Tip Reporting Requirements
Although there are a lot of rumors and misperceptions surrounding the taxability of employee tips, the simple fact is that 100% of your employees' tips are taxable. It doesn't make any difference whether the tips are paid in cash or by credit card. Your employees are responsible for tracking their tips and including them in the total compensation reported in their annual income tax return.

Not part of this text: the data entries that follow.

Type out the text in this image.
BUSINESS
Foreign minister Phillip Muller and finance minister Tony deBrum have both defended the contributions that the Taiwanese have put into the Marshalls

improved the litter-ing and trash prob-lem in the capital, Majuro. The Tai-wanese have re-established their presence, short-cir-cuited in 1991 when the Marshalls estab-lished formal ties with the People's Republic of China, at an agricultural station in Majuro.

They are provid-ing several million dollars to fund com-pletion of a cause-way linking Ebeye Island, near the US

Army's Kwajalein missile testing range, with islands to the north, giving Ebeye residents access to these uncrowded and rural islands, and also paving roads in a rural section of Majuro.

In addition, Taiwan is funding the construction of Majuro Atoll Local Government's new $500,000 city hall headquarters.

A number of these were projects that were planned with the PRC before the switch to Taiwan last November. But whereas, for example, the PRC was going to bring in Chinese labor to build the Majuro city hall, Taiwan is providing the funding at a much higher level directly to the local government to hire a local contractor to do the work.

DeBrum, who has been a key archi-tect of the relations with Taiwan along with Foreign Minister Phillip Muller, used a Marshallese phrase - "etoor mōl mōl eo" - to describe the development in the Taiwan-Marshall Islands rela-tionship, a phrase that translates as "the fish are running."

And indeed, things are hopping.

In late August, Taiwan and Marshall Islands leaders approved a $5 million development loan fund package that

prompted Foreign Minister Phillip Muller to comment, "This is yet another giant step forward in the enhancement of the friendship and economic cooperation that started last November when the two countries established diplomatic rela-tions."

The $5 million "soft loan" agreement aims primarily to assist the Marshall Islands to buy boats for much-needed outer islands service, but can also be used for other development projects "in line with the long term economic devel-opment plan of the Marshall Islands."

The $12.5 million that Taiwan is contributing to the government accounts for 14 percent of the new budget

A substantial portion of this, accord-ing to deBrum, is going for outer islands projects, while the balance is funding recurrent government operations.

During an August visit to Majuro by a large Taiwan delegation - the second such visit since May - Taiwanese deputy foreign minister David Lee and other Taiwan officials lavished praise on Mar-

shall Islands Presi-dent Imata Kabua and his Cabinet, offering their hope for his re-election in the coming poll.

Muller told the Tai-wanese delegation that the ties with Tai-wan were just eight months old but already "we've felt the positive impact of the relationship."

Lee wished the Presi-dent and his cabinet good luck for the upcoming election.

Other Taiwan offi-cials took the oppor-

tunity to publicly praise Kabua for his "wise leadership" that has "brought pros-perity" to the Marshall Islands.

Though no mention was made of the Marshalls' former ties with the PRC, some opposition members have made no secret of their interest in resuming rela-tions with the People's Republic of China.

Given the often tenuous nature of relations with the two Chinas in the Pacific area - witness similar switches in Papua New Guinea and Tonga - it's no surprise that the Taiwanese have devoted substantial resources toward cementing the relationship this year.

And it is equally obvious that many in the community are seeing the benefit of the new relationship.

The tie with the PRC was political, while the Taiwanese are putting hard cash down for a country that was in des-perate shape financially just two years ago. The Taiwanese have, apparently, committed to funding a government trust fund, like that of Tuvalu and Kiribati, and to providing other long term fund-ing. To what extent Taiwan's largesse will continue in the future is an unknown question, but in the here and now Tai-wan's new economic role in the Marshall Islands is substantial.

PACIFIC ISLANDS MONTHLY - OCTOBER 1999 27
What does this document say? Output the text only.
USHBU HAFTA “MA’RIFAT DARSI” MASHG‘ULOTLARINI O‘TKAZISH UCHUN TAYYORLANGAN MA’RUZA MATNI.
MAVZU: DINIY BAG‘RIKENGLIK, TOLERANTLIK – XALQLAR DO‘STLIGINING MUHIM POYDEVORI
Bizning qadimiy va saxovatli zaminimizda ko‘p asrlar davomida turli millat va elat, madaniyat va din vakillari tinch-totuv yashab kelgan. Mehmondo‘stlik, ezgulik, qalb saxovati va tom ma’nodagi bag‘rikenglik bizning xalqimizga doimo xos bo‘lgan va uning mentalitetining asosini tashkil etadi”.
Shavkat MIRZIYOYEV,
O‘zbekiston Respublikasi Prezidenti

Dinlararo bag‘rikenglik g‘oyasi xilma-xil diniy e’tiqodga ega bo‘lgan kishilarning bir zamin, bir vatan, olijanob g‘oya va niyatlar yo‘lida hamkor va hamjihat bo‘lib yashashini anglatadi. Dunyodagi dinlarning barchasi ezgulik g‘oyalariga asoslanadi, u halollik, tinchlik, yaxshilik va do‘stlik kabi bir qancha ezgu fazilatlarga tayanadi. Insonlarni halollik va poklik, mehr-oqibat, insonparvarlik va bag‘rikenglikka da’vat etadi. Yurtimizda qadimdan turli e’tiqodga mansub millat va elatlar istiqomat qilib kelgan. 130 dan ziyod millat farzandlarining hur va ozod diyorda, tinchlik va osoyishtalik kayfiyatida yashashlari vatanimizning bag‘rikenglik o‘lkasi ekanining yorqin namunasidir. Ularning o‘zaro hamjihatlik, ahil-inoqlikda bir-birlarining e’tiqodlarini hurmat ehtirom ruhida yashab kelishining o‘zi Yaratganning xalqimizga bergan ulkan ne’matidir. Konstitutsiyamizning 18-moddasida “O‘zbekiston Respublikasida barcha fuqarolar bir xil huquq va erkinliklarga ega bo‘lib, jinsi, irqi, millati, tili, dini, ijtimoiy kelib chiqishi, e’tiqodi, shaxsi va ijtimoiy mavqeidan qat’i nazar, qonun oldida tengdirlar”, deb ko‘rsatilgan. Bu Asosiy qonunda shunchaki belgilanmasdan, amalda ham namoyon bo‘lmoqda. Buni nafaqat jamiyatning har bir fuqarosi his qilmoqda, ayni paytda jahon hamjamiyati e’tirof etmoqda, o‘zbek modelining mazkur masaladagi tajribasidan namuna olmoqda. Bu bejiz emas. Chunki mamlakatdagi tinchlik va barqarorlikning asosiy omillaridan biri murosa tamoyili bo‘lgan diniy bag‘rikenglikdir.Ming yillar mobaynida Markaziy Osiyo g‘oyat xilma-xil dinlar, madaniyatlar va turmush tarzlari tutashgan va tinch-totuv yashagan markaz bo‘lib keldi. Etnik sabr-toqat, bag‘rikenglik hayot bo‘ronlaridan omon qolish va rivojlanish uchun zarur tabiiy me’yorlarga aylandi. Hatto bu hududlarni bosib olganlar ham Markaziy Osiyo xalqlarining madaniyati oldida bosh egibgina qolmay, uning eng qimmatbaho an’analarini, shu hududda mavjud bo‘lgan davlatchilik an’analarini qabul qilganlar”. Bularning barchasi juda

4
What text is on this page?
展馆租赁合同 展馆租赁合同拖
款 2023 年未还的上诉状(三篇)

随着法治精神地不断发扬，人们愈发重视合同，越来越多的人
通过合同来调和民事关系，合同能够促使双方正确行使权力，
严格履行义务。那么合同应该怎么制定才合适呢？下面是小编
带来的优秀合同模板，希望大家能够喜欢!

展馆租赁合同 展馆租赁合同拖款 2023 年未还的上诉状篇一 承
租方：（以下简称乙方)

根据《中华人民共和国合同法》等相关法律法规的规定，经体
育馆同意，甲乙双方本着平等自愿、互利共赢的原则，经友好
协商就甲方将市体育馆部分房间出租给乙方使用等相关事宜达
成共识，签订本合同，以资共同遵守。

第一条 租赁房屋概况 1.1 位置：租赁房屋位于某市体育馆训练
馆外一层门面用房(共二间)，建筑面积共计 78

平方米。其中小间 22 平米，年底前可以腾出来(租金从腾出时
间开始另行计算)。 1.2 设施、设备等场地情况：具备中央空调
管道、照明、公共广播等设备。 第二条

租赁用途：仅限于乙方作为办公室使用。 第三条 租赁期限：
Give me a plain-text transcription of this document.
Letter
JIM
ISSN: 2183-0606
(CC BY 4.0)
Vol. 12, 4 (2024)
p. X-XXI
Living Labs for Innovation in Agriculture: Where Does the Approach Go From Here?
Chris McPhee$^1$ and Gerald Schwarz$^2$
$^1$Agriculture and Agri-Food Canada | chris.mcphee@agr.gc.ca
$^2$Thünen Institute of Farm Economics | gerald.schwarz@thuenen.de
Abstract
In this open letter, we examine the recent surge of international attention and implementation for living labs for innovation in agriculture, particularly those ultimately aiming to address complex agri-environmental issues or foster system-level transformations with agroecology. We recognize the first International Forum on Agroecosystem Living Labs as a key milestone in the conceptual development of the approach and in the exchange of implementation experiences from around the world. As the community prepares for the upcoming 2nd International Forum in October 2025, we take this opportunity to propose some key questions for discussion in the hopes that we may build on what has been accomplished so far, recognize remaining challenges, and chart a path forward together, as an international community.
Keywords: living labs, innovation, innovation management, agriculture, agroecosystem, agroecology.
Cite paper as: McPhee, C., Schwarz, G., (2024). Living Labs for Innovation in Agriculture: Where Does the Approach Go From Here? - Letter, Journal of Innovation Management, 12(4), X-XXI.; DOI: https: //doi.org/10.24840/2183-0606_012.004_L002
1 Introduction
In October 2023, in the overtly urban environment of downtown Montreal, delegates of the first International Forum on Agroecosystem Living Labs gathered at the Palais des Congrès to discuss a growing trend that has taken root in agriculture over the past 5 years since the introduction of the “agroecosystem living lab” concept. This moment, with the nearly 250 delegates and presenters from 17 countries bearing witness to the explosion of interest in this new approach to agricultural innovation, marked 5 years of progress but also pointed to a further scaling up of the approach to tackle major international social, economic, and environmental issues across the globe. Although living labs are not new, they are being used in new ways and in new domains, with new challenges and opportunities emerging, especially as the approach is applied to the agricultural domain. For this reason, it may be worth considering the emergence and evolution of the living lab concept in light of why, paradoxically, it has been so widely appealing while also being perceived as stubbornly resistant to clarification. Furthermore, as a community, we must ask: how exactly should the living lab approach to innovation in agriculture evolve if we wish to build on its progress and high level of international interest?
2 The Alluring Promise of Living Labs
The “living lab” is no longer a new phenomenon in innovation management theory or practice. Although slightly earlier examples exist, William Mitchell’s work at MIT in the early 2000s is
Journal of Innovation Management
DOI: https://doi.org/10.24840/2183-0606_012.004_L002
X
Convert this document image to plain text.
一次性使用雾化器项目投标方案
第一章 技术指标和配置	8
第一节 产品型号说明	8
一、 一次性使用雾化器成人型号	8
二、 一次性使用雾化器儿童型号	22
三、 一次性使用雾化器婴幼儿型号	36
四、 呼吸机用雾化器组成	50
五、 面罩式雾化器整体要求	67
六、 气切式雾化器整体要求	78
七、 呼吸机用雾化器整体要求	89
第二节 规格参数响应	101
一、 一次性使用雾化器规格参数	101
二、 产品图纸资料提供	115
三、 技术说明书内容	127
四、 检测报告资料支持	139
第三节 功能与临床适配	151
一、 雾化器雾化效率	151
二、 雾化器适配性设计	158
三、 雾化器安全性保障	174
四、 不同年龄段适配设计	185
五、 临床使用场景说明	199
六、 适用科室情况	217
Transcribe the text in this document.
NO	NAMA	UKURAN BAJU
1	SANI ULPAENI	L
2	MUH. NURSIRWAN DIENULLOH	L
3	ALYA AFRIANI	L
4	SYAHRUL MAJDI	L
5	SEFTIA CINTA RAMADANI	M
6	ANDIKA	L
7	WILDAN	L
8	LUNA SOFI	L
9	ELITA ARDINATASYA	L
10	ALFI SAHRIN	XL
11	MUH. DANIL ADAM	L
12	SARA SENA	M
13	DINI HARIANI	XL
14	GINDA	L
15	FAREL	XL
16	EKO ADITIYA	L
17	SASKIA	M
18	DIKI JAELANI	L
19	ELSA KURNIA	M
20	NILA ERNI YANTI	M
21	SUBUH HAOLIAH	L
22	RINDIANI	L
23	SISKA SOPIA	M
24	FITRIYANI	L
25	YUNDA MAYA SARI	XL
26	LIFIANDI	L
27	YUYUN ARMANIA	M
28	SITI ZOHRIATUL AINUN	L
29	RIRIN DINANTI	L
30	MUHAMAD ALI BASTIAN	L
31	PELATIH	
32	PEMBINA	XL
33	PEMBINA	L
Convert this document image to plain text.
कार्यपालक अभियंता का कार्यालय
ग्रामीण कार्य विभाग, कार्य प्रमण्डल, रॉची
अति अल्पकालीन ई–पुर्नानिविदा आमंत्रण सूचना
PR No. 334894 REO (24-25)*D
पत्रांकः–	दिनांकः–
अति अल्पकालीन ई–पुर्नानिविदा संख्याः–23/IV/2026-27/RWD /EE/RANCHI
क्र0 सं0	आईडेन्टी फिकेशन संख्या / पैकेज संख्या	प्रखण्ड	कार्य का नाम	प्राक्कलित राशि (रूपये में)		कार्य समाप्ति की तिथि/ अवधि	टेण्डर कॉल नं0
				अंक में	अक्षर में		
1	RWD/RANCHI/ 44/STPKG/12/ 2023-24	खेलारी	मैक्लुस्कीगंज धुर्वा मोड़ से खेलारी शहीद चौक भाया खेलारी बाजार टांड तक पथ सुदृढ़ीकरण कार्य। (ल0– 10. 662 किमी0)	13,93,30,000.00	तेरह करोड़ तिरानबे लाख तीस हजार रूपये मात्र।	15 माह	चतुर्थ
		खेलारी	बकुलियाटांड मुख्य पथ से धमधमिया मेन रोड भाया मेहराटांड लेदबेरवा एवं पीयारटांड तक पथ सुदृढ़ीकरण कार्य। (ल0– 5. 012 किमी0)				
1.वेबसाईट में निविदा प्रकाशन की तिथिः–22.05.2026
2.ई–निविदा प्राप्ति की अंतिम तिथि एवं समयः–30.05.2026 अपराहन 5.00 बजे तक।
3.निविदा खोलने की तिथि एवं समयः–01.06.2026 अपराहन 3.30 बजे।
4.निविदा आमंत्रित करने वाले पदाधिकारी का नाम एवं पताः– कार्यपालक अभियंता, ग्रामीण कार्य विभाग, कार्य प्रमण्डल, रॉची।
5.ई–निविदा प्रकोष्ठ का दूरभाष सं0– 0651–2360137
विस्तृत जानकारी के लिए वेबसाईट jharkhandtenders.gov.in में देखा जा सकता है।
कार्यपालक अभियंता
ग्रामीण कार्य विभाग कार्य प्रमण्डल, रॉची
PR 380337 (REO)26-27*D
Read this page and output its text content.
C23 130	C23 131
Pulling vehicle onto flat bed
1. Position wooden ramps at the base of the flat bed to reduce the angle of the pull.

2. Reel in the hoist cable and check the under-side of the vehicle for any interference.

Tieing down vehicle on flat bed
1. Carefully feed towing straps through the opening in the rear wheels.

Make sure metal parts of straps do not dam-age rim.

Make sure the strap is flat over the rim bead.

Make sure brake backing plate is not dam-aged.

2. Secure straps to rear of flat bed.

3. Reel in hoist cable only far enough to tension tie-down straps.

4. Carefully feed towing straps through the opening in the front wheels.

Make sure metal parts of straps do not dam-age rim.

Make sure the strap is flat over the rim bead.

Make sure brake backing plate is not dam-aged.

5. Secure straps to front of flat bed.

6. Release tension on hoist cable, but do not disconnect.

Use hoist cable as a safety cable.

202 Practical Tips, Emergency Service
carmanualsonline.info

Employers should encourage their employees to keep their own daily tip record. IRS Publication 1244 includes a convenient form that tipped employees can use to keep track of daily totals. However, all employees are required to report their tips to their employer no later than the 10th day of the following month. In general, employers are advised to require their workers to report tips more frequently, usually on a weekly basis
Form 8027 & Tip Allocation
If you own a restaurant with more than ten, full-time equivalent employees on a typical day, each February you will be required to file Form 8027, Employer's Annual Information Return of Tip Income and Allocated Tips. This form contains data fields for sales, credit card totals, credit card tips and reported tips. If the total tips reported on this form fall below 8% of total sales, you will then be required to conduct a tip allocation process that allocates tips according to each directly tipped employee. The IRS uses this information to flag employees who may not be reporting all of their tip income.
The 8% Rule?
Many restaurant workers believe they are only required to report tips in the amount of 8% of their total sales. This simply isn't the case – the 8% rule only applies to Form 8027 and tip allocation. Reinforce the reality that employees must report all of their tips as taxable income.